As offices around campus shut down and cars honked to support strikers Monday, UCSB made it through the first of three days without many of its clerical workers and lecturers.

Strikers and their supporters came equipped with noisemakers and homemade signs to demonstrate against University bargaining practices. About 400 people participated in the Monday strike, according to UCSB Coalition of University Employees President Debbie Ceder. Monday was the first day of C.U.E.’s planned three-day walkout and the University Council-American Federation of Teachers’ two-day walkout, which coincide with strikes at four other UC campuses.

“I hope it will show the University that we are tired of them stalling at the bargaining table.” Ceder said. “We want them to treat us fairly.”

The strikers, comprised of faculty, lecturers, students and employees, wanted to make known their frustration over contract negotiations with the University administration. The two unions have been working without a contract and say the process with the University system has come to an impasse not only for UCSB employees, but those of other UC campuses as well.

“Berkeley had their strike in August but right now there are four campuses involved in this two- or three-day strike,” Global Studies Undergraduate Advisor Jodi Cutler said. “It’s not just local.”

UC Spokesman Paul Schwartz said in an Associated Press story that the University views the strikes as illegal and if any disciplinary action is eventually needed, it would be addressed at each campus individually.

“At this point, the UC has pretty much done what it can,” Schwartz said in the AP story. “The state’s view is that the appropriate place to resolve the differences is at the bargaining table, not on the street corner or at campus plazas.”

C.U.E., which has filed a number of unfair labor practice charges against the UC, has said striking against organizations that have conducted unfair labor practices is legal.

The UCSB campus did continue to run Monday, partly due to the fact that the university already made preparations for reduced campus services.

The Student Health Center, which normally sees around 200 patients a day, made arrangements for the strike by announcing that only emergency cases would be handled. However, more employees than expected arrived at work Monday morning, enabling the center to see some non-emergency patients.

Although the Orfalea Family Children’s Center takes care of 175 kids on a normal day, only 40 arrived on Monday. About half of the center’s workers are C.U.E. members and were picketing Monday, Assistant Vice Chancellor for Public Affairs Paul Desruisseaux said.

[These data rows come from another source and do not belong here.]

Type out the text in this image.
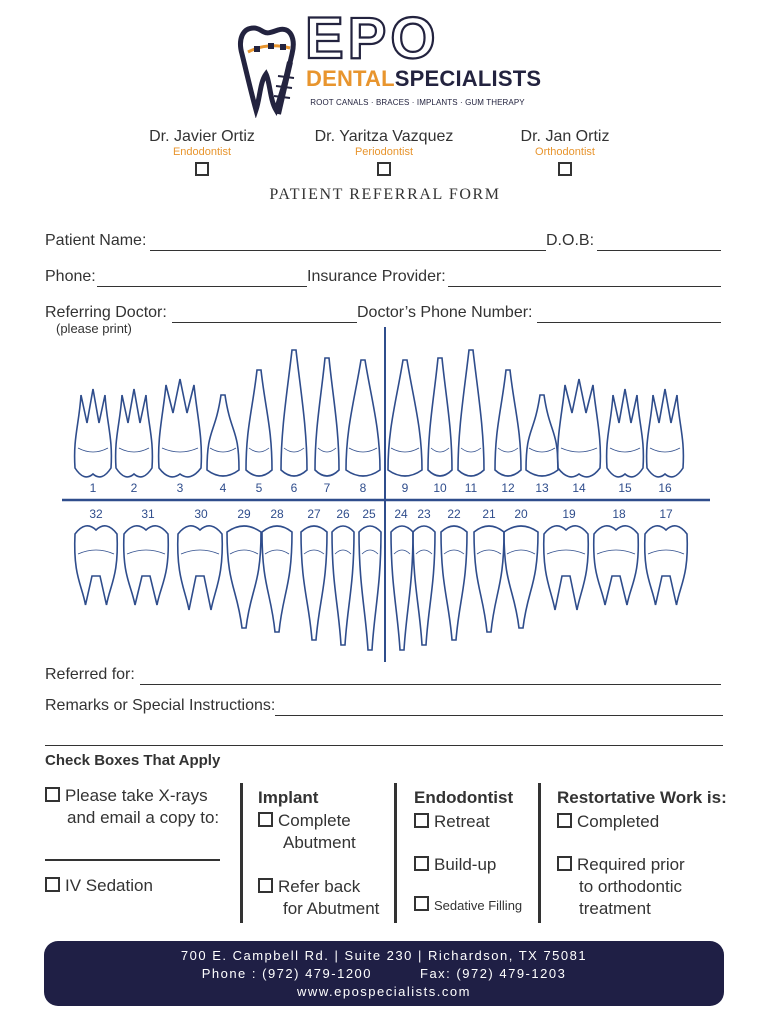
EPO
DENTALSPECIALISTS
ROOT CANALS · BRACES · IMPLANTS · GUM THERAPY
Dr. Javier Ortiz
Endodontist
Dr. Yaritza Vazquez
Periodontist
Dr. Jan Ortiz
Orthodontist
PATIENT REFERRAL FORM
Patient Name:	D.O.B:
Phone:	Insurance Provider:
Referring Doctor:
(please print)
Doctor’s Phone Number:
1	2	3	4 5 6 7 8	9 10 11 12 13 14	15 16
32	31	30 29 28 27 26 25 24 23 22 21 20	19	18	17
Referred for:
Remarks or Special Instructions:
Check Boxes That Apply
Please take X-rays
and email a copy to:
IV Sedation
Implant
Complete
Abutment
Refer back
for Abutment
Endodontist
Retreat
Build-up
Sedative Filling
Restortative Work is:
Completed
Required prior
to orthodontic
treatment
700 E. Campbell Rd. | Suite 230 | Richardson, TX 75081
Phone : (972) 479-1200	Fax: (972) 479-1203
www.epospecialists.com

Many classes in the College of Letters and Science, containing over 80 percent of undergraduate students, continued to run as usual, Desruisseaux said.

Some classes went out to the picket lines to show solidarity with strikers. Freshman history major Jorge Gonzales said his whole sociology discussion group joined the lines instead of having section.

“We wanted to show we have their back,” he said.

FedEx and UPS “respected” the picket line by delivering UCSB-bound parcels to an off-site location, where university personnel picked them up.

Children’s Center employee Mary Laperriere said when she and about 50 other strikers went to the chancellor’s floor of Cheadle Hall to distribute strike information, the workers she met there were “wonderful.”

“I shook Henry [Yang]’s hand and he said, ‘let me give you a hug,'” Laperriere said. “And so that was really nice. I feel like he is supporting us as well.”

Other strikers demonstrated the distance they felt from administration through bullhorns in front of Cheadle Hall, and by shouting such things as, “come on down here, Henry, we’ve got T-shirts and buttons for you!”